Originally posted by mileslong54
Not really a big deal, you phone put's off more radiation and it's next to your head or your reproductive system all day. Not to mention the radiation from your computer monitor your staring at while writing this thread.
Radio frequencies occupy the range from a few tens of hertz to three hundred gigahertz, although commercially important uses of radio use only a small part of this spectrum. Other types of electromagnetic radiation, with frequencies above the RF range, are microwave, infrared, visible light, ultraviolet, X-rays and gamma rays. Since the energy of an individual photon of radio frequency is too low to remove an electron from an atom, radio waves are classified as non-ionizing radiation.

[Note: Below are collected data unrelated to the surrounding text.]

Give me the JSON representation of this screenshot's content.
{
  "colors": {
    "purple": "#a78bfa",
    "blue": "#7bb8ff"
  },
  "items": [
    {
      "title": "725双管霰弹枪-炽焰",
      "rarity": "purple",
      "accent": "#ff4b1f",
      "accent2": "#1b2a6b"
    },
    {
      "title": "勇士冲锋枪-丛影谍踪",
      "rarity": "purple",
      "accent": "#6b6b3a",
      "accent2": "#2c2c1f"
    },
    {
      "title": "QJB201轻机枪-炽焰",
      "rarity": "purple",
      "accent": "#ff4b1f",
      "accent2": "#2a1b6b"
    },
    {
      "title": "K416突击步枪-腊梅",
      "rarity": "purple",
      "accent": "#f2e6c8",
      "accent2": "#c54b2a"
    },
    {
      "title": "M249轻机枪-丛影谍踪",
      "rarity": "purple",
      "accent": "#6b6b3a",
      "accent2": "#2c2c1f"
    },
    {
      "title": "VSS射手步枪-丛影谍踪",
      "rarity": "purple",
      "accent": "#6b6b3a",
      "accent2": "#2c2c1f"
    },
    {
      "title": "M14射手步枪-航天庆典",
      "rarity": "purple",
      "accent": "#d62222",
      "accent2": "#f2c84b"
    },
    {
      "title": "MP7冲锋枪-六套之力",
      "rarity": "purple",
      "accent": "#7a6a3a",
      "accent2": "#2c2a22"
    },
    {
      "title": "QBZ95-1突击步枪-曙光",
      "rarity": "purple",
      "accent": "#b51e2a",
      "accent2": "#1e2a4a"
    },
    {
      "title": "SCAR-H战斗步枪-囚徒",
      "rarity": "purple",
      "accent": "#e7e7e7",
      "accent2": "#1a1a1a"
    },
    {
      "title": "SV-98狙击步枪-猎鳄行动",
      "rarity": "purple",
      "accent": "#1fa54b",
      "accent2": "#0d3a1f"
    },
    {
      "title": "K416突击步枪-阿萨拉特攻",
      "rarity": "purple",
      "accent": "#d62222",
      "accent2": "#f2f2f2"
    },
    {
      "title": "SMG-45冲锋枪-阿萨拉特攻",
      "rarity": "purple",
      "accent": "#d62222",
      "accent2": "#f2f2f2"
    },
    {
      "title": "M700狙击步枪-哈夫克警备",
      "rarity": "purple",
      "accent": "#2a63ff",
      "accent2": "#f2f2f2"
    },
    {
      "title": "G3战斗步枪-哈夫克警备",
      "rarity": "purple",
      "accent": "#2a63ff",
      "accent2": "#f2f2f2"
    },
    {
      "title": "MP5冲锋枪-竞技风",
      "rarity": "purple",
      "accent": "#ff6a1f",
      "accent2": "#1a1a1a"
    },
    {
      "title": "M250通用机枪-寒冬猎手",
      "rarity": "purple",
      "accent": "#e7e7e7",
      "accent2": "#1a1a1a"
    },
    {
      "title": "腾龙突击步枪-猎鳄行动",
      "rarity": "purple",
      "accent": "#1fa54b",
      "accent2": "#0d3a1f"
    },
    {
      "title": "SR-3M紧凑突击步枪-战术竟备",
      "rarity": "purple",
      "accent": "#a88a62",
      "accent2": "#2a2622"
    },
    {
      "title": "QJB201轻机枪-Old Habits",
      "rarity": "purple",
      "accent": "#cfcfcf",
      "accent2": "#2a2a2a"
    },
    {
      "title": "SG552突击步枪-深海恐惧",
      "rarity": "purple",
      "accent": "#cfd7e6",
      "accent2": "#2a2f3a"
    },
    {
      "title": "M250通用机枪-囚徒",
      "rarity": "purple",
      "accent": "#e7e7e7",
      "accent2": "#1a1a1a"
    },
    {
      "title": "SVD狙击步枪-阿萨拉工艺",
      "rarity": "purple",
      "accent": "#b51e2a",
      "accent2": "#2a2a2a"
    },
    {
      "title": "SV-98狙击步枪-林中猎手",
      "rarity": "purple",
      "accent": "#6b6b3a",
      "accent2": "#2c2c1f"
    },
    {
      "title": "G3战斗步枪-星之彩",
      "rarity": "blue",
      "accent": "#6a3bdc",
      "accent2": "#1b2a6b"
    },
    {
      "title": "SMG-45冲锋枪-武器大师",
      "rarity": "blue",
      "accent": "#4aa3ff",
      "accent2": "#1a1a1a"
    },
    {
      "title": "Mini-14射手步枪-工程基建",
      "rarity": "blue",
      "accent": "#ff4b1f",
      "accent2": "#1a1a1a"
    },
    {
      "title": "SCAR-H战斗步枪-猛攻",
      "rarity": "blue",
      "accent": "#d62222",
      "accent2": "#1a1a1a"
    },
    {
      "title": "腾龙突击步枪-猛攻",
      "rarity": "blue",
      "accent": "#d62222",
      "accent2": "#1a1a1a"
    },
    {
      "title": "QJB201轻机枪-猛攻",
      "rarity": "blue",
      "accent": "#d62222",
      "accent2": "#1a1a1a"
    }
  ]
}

Originally posted by LightSpeedDriver
reply to post by muzzleflash
And yet microwaves are "not good" for the body. Or am I reading it wrong?
ETA No, I'm not wrong...
Some, but not all, studies suggest that long-term exposure may have a carcinogenic effect
Sourceedit on 13/1/12 by LightSpeedDriver because: ETA
In general, particles or photons with energies above about 10 electron volts (eV) are considered ionizing, no matter what their intensity.
The radio waves emitted by a GSM handset can have a peak power of 2 watts, and a US analogue phone had a maximum transmit power of 3.6 watts.
Converting Watts to Volts The conversion of Watts to Volts at fixed amperage is governed by the equation Volts = Watts/Amps For example 100 watts/10 amps = 10 volts
For example a 2000 mAh battery will sustain a 2000 milli-Amp (2 ampere) draw for approximately one hour before dropping to a voltage level that is considered discharged. A 1700 mAh battery will sustain a 1700 milli-Amp (1.7 ampere) draw for approximately one hour.
FM radio ≈90 Mhz so 3 meters - 0.0000004 electron volts per photon
WiFi ≈2.4Ghz so 125 mm - 0.00001 electron volts per photon
Cell Phone ≈5.6 Ghz so 54 mm - 0.0000232 electron volts per photon
Red Light 450 Thz so 700 nm - 1.77 electron volts per photon
One well-understood effect of microwave radiation is dielectric heating, in which any dielectric material (such as living tissue) is heated by rotations of polar molecules induced by the electromagnetic field. In the case of a person using a cell phone, most of the heating effect will occur at the surface of the head, causing its temperature to increase by a fraction of a degree.